I loved my grandmother’s kitchen and all the conversations that happened around the kitchen table. I loved that it was always open when we got there, even if Ouma didn’t know we were coming.
I loved my grandma’s sayings and expressions. She had a golden sense of humour and always said things in the most interesting and unique way. Sometimes straight to the point and other times laced with jest.
I love the fact that though my gran never finished school, she was street savvy and not afraid to work. Her various endeavours to earn extra cash, from knitting jerseys to woodcarving, were always done with dedication. And, of course, artistic flair. Due to her artistic nature, most of her grandkids have at least some art sense.
I’m thankful that my grandmother got to see me and my cousins married, but I’m sad that she’ll miss the weddings yet to come.
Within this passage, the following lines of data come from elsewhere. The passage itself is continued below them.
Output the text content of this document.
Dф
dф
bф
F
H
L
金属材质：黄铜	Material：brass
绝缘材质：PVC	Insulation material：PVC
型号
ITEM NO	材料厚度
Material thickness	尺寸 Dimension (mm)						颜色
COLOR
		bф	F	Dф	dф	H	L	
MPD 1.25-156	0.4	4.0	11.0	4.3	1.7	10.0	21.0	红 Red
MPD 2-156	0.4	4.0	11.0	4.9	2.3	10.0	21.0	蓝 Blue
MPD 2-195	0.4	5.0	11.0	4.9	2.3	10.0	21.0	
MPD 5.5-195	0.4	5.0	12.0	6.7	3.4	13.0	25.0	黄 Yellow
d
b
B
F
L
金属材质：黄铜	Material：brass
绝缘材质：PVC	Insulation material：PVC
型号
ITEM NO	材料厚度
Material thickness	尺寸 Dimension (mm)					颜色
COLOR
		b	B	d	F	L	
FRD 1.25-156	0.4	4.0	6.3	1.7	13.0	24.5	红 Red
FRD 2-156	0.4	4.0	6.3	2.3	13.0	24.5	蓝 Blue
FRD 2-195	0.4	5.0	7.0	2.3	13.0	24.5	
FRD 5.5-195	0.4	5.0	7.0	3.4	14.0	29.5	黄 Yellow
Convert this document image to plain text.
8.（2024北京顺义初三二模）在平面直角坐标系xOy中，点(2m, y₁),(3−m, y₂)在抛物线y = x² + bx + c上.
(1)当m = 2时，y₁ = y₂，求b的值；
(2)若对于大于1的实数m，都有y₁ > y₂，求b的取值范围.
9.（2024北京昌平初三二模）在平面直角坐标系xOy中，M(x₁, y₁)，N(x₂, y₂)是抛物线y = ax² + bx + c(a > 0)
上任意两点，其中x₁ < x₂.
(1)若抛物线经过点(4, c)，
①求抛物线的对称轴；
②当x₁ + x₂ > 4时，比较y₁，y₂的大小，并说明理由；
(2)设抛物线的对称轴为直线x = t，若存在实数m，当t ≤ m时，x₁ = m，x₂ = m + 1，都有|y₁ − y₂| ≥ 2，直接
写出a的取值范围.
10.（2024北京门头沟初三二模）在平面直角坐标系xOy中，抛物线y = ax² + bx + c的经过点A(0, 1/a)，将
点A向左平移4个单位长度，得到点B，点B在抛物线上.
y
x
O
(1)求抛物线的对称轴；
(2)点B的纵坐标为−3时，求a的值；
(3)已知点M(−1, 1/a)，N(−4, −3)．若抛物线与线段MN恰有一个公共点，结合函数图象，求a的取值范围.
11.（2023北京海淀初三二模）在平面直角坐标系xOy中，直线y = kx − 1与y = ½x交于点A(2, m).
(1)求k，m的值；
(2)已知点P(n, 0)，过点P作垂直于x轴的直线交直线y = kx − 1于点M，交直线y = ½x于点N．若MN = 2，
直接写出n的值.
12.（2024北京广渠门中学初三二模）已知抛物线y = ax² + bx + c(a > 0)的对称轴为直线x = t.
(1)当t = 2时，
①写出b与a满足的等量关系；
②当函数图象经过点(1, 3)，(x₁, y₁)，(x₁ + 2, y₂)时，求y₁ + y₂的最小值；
I’m thankful that she got to meet Nikke, Akira, Stormy, Luke, Kayla, Léja and William, but I’m sad that she won’t hold more little babies in our family.
I’m thankful for the lessons she taught me. Most of those just by example. My grandmother taught me to accept people. She taught me that holding someone’s past or mistakes over their heads is wrong. She taught me that age makes no difference when you have the desire to learn new things. She taught me that an open heart builds incredible things. She taught me that distance is just a number, but love can conquer it.
Today, my heart is breaking. But it’s also soaring. My grandmother didn’t die without leaving a mark on the world. No, she leaves an incredible legacy of incredible people in her wake. My family consists of amazing, unique and loving weirdos. You’ve never seen a family pull together like mine does. When someone is in need, the cavalry is already coming. I’m thankful to be a part of that.
No matter what happens, we’ll never forget her.
Ouma, I love you. It’s an honour to have known and be moulded by you.